Als Maß für die Sonnenaktivität galt der Studie die Stärke des solaren Magnetfeldes. "Verlässliche Messdaten" zum Magnetfeld der Sonne gebe es allerdings erst seit Anfang des 20.Jahrhunderts, wird eingeräumt, weshalb ältere Werte über Computersimulationen rekonstruiert wurden. Der statistische Vergleich der so ermittelten Magnetfeld-Schwankungen mit Daten der Wetteraufzeichnungen führte die Wissenschaftler zu eindeutigen Erklärungen, die sich bald auch in allerlei populären Gesprächen über Winter und Wetter wiederfinden könnten:

"Nach Jahrzehnten hoher Sonnenaktivität und vergleichsweise milden Wintern sind harte Winter in Europa wieder häufiger geworden. Bei geringer Sonnenaktivität liegt die durchschnittliche Wintertemperatur in Großbritannien etwa ein halbes Grad niedriger als sonst."
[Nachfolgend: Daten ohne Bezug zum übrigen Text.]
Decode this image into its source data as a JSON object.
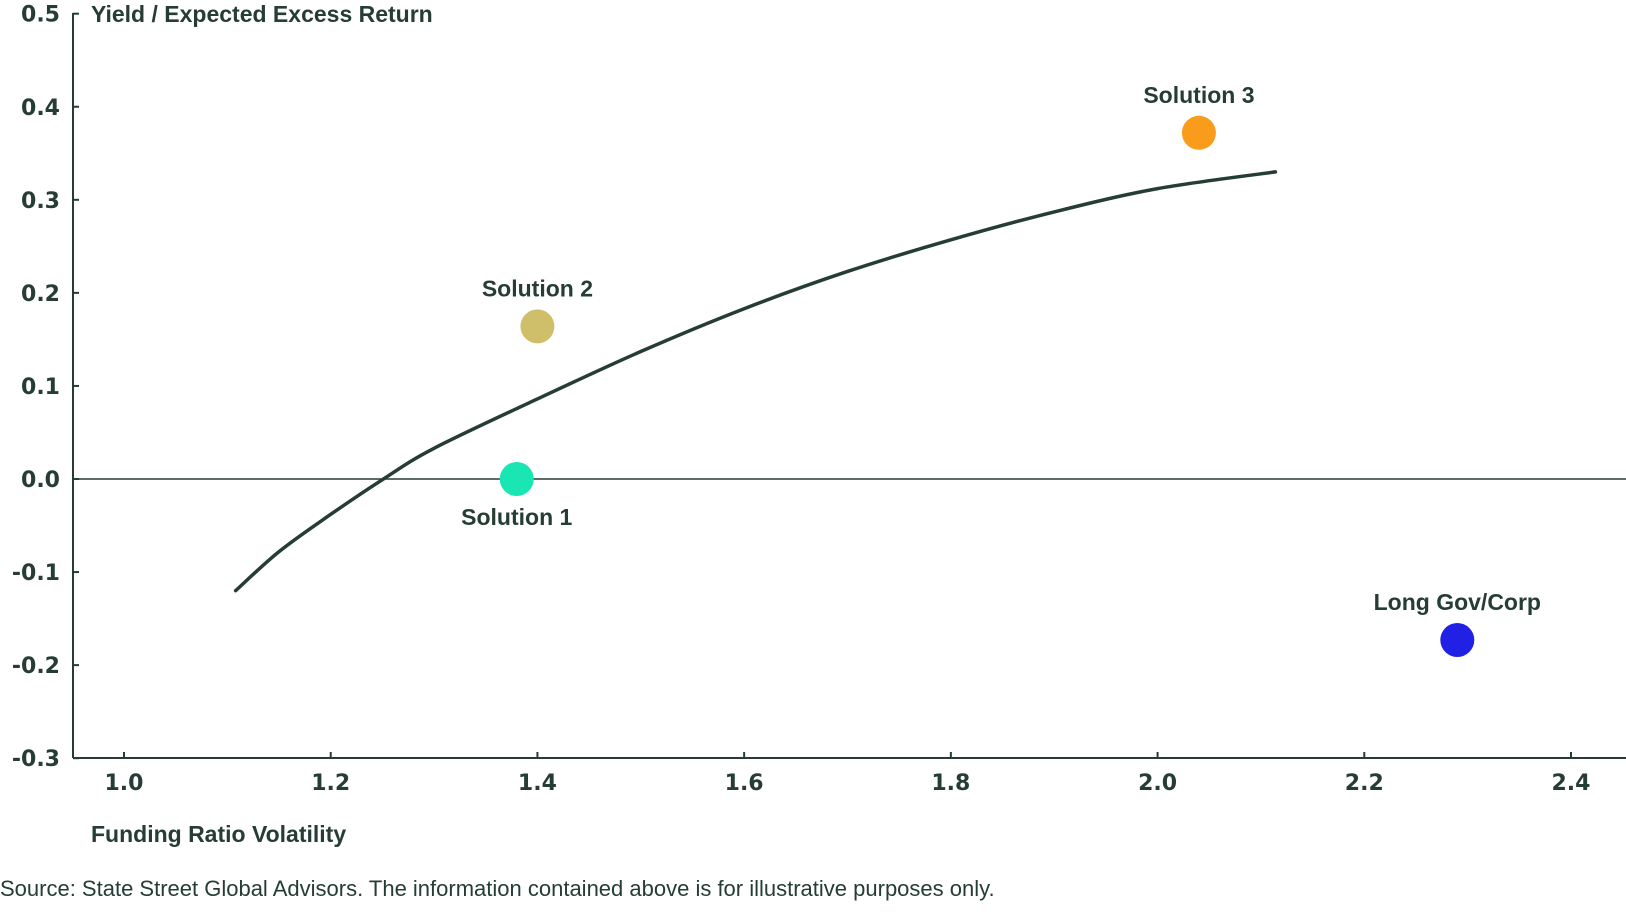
{
  "chart_data": {
    "type": "scatter",
    "title": "",
    "ylabel": "Yield / Expected Excess Return",
    "xlabel": "Funding Ratio Volatility",
    "xlim": [
      1.0,
      2.4
    ],
    "ylim": [
      -0.3,
      0.5
    ],
    "xticks": [
      "1.0",
      "1.2",
      "1.4",
      "1.6",
      "1.8",
      "2.0",
      "2.2",
      "2.4"
    ],
    "yticks": [
      "0.5",
      "0.4",
      "0.3",
      "0.2",
      "0.1",
      "0.0",
      "-0.1",
      "-0.2",
      "-0.3"
    ],
    "grid": false,
    "points": [
      {
        "name": "Solution 1",
        "x": 1.38,
        "y": 0.0,
        "color": "#19e6b2",
        "label_pos": "below"
      },
      {
        "name": "Solution 2",
        "x": 1.4,
        "y": 0.164,
        "color": "#cfbf6b",
        "label_pos": "above"
      },
      {
        "name": "Solution 3",
        "x": 2.04,
        "y": 0.372,
        "color": "#fa9c1b",
        "label_pos": "above"
      },
      {
        "name": "Long Gov/Corp",
        "x": 2.29,
        "y": -0.173,
        "color": "#2121e6",
        "label_pos": "above"
      }
    ],
    "frontier_curve": {
      "color": "#253d33",
      "x": [
        1.108,
        1.15,
        1.2,
        1.251,
        1.3,
        1.4,
        1.5,
        1.6,
        1.7,
        1.8,
        1.9,
        2.0,
        2.114
      ],
      "y": [
        -0.12,
        -0.078,
        -0.038,
        0.0,
        0.033,
        0.086,
        0.137,
        0.183,
        0.223,
        0.257,
        0.287,
        0.312,
        0.33
      ]
    }
  },
  "source": "Source: State Street Global Advisors. The information contained above is for illustrative purposes only."
}
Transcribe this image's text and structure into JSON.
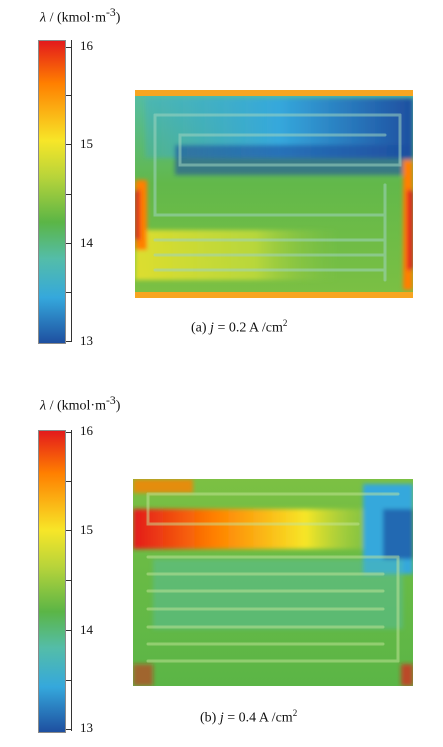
{
  "colors": {
    "max": "#e31a1c",
    "high": "#ff7f00",
    "mid_high": "#f7e628",
    "mid": "#5bb546",
    "mid_low": "#54bda8",
    "low": "#35a8dc",
    "min": "#1e4fa0"
  },
  "panels": [
    {
      "unit_symbol": "λ",
      "unit_text": " / (kmol·m",
      "unit_exp": "-3",
      "unit_close": ")",
      "scale": {
        "max_label": "16",
        "tick_15": "15",
        "tick_14": "14",
        "min_label": "13"
      },
      "caption_prefix": "(a) ",
      "caption_var": "j",
      "caption_value": " = 0.2 A /cm",
      "caption_exp": "2"
    },
    {
      "unit_symbol": "λ",
      "unit_text": " / (kmol·m",
      "unit_exp": "-3",
      "unit_close": ")",
      "scale": {
        "max_label": "16",
        "tick_15": "15",
        "tick_14": "14",
        "min_label": "13"
      },
      "caption_prefix": "(b) ",
      "caption_var": "j",
      "caption_value": " = 0.4 A /cm",
      "caption_exp": "2"
    }
  ]
}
Auch der Wind kommt zur Sprache. Die Auswirkung der niedrigen Sonnenaktivität auf die Winter in England und Mitteleuropa begründen die Wissenschaftler nämlich mit Vermutungen, wonach die milden Starkwinde vom Atlantik abreißen würden, weil die über den Troposphären-Winden befindliche Luftschicht, die Stratosphäre, nur mehr schwach aufgeheizt sei. So seien Großbritannien und Mitteleuropa mehr dem Einfluss kalter Winde aus dem Nordosten ausgesetzt.

Skeptikern, die sich etwa durch die kälteren Winter der letzten beiden Jahre in ihren Zweifeln am "Klimawandel" bestärkt sehen, halten die Forscher gegenläufige Ergebnisse entgegen:

"Der Zusammenhang zwischen Sonnenaktivität und kalten Wintern in Europa war erst erkennbar, nachdem wir den überlagerten Trend der globalen Erwärmung herausgerechnet hatten." (Sami K. Solanki, Direktor am Max-Planck-Institut für Sonnensystemforschung)

Die Studie widerspreche somit nicht der Theorie einer globalen Erwärmung. Im Gegenteil deute vieles darauf hin, dass die Sonne für diesen Effekt nur zu einem kleineren Teil verantwortlich sei, heißt es in dem Papier der Max-Planck-Gesellschaft.